Прежде чем вернуться в квартиру Владу, я решаю пойти домой чего-нибудь перехватить.

— Что у тебя случилось? — вопросом встречает меня Мария, но, видя, насколько я мрачен и погружен в свои мысли, не настаивает на ответе. — Так до сих пор и не ел? Даже в столовой не был?

Я не поднимаю глаз. Мария молча уходит на кухню. Иногда я ужасно страдаю от того, что не могу ей всего рассказать. Мне было бы легче. Мы живем вместе уже пятнадцать лет. За это время научились понимать друг друга без слов, только по глазам. У Марии красивые карие глаза, такие же и у нашего сына, а дочка больше на меня похожа… Я не могу обманывать эти чистые, ясные глаза. Поэтому, если я молчу, она знает почему… Значит, устав не позволяет мне болтать языком.

— Это правда, — раздается из кухни ее голос, — это правда, что Владу бросил жену?

— И не только жену…

Мой ответ заставляет ее выскочить из кухни. Мария уже не та тоненькая девчонка, на которой я когда-то женился. После рождения дочери она сильно пополнела.

— То есть как?!

Я поспешно замолкаю. Как бы не произнести слова «дезертирство»! Я целую ее в щеку и иду к телефону: ведь Лика Грама осталась дежурить в квартире Владу.

— Говорит майор Анастасиу… Есть какие-нибудь новости? — Я уверен, что услышу отрицательный ответ.

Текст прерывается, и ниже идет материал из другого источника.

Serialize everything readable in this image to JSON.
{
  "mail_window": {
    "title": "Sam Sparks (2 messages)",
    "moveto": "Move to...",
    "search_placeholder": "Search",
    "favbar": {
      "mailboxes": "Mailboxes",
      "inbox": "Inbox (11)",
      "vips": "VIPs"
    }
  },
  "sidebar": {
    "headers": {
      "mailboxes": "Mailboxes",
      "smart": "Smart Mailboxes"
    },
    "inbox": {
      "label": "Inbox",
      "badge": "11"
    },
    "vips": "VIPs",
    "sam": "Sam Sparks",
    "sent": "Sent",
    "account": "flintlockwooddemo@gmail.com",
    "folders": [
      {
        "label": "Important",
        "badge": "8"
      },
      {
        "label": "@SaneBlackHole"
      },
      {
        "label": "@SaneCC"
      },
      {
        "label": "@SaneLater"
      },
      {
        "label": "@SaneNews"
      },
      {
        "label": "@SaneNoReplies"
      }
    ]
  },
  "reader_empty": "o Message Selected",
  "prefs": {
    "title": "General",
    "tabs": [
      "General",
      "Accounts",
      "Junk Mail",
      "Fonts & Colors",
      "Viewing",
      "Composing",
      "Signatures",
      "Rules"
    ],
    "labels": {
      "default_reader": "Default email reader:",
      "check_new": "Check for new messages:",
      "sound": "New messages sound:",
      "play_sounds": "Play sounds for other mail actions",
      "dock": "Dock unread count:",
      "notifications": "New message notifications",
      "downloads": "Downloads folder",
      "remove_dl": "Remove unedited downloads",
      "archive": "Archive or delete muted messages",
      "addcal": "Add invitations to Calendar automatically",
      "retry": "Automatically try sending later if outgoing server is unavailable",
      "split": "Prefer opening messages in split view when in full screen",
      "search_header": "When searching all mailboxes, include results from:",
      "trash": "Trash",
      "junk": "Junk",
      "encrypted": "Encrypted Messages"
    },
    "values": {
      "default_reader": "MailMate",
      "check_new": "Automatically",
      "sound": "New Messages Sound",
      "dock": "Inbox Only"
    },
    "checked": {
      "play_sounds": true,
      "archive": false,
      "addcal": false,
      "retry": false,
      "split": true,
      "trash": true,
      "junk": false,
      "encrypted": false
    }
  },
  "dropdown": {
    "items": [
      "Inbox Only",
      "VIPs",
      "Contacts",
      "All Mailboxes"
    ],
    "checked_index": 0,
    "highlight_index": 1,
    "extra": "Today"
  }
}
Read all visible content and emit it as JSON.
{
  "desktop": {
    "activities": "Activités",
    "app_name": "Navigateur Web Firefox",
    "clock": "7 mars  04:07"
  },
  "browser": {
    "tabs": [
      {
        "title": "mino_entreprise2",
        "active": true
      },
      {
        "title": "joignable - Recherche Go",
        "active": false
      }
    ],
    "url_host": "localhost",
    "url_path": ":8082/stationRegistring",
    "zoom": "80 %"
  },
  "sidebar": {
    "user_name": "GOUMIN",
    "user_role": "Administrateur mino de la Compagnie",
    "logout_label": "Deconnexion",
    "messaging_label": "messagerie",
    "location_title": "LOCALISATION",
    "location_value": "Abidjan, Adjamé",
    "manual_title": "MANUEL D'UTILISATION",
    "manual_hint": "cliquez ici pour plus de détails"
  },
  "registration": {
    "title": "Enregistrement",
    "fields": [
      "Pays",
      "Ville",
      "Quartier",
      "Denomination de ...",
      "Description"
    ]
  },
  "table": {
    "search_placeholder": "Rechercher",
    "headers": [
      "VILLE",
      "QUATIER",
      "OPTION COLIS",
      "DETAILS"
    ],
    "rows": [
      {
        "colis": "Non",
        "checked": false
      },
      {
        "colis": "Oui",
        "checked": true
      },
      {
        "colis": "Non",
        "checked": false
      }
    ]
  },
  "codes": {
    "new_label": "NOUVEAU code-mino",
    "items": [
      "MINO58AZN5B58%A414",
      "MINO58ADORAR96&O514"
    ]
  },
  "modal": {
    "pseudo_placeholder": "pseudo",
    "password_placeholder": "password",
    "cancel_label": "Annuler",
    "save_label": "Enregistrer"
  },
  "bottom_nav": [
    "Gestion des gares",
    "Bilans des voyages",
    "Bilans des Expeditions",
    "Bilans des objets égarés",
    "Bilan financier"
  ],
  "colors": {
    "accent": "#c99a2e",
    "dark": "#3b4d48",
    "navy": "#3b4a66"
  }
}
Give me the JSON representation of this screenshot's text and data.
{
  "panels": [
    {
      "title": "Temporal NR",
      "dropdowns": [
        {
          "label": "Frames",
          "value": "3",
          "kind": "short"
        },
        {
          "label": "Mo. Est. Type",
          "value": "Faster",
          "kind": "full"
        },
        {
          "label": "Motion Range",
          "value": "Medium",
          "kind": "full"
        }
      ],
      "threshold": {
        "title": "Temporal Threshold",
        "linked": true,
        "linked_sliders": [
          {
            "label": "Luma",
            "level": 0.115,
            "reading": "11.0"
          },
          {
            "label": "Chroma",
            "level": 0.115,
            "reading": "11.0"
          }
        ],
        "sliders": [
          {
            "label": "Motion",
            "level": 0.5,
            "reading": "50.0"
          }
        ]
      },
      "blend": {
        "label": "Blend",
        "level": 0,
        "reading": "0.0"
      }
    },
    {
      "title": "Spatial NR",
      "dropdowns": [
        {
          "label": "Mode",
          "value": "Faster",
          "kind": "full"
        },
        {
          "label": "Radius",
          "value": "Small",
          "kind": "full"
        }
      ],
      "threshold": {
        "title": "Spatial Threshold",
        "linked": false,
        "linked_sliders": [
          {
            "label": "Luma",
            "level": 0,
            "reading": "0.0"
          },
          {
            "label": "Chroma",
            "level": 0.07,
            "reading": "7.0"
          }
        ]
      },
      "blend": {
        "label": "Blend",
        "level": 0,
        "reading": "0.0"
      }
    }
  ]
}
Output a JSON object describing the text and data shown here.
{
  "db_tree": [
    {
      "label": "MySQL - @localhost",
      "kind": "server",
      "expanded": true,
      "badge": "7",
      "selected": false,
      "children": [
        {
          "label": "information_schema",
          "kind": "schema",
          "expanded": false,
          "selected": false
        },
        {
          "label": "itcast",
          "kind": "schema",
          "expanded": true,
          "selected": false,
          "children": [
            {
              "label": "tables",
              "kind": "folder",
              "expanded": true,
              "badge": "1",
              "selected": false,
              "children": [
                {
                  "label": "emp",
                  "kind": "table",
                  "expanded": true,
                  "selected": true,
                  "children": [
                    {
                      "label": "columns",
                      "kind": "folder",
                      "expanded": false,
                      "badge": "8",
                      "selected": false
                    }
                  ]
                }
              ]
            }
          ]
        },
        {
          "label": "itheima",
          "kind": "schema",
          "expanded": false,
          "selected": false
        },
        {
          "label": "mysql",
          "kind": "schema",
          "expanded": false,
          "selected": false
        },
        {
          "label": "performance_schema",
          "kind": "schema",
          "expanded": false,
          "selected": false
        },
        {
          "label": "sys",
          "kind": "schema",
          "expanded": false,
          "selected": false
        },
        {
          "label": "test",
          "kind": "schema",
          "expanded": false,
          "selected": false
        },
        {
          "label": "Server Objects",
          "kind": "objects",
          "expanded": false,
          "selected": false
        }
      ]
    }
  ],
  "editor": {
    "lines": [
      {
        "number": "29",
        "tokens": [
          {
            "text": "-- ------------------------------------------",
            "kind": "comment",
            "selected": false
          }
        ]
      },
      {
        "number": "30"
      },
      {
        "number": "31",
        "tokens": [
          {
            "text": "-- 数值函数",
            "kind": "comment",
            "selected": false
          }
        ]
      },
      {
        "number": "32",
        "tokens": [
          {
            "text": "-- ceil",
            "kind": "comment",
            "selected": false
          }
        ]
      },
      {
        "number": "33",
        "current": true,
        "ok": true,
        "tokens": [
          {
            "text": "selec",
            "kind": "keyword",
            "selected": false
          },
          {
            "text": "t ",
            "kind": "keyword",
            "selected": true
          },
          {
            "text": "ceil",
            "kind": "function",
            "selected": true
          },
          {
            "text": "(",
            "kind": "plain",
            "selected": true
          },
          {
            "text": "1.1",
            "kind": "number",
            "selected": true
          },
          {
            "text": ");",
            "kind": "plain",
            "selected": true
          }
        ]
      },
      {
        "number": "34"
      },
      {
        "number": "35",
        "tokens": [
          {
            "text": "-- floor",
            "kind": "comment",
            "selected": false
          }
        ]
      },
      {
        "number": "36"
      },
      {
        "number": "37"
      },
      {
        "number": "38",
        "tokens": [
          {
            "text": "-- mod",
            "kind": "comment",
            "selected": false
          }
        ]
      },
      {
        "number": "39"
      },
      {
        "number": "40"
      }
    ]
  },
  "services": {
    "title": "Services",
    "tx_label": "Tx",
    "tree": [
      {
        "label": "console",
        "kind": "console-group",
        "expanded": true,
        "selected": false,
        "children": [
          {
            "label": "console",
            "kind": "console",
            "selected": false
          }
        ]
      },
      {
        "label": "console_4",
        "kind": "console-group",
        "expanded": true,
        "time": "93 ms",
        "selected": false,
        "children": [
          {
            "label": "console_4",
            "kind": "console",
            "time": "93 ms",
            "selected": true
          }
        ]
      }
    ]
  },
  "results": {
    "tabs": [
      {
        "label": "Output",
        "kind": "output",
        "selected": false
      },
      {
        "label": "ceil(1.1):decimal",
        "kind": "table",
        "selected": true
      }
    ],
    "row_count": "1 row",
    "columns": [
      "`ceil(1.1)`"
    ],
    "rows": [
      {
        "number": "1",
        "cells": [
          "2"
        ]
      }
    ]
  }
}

— Да, есть, товарищ майор, — слышу я взволнованный голос Лики Грама. — В 16.10 зазвонил телефон. Я взяла трубку, несколько раз повторила: «Алло», но ответа так и не последовало.

— Может быть, что-нибудь с телефоном?

— Не думаю… Во всяком случае, наш аппарат исправен. А в 17.00 фокус повторился.

Я смотрю на часы. Сейчас 17.15. Говорю:

— М-да… Интересная новость!.. Я дома. Сейчас поем и подменю тебя. Спасибо!

Бросаю трубку и почти сразу же хватаю ее снова, осененный внезапной идеей. Соединяюсь с городским коммутатором, через который обычно идут все междугородные разговоры.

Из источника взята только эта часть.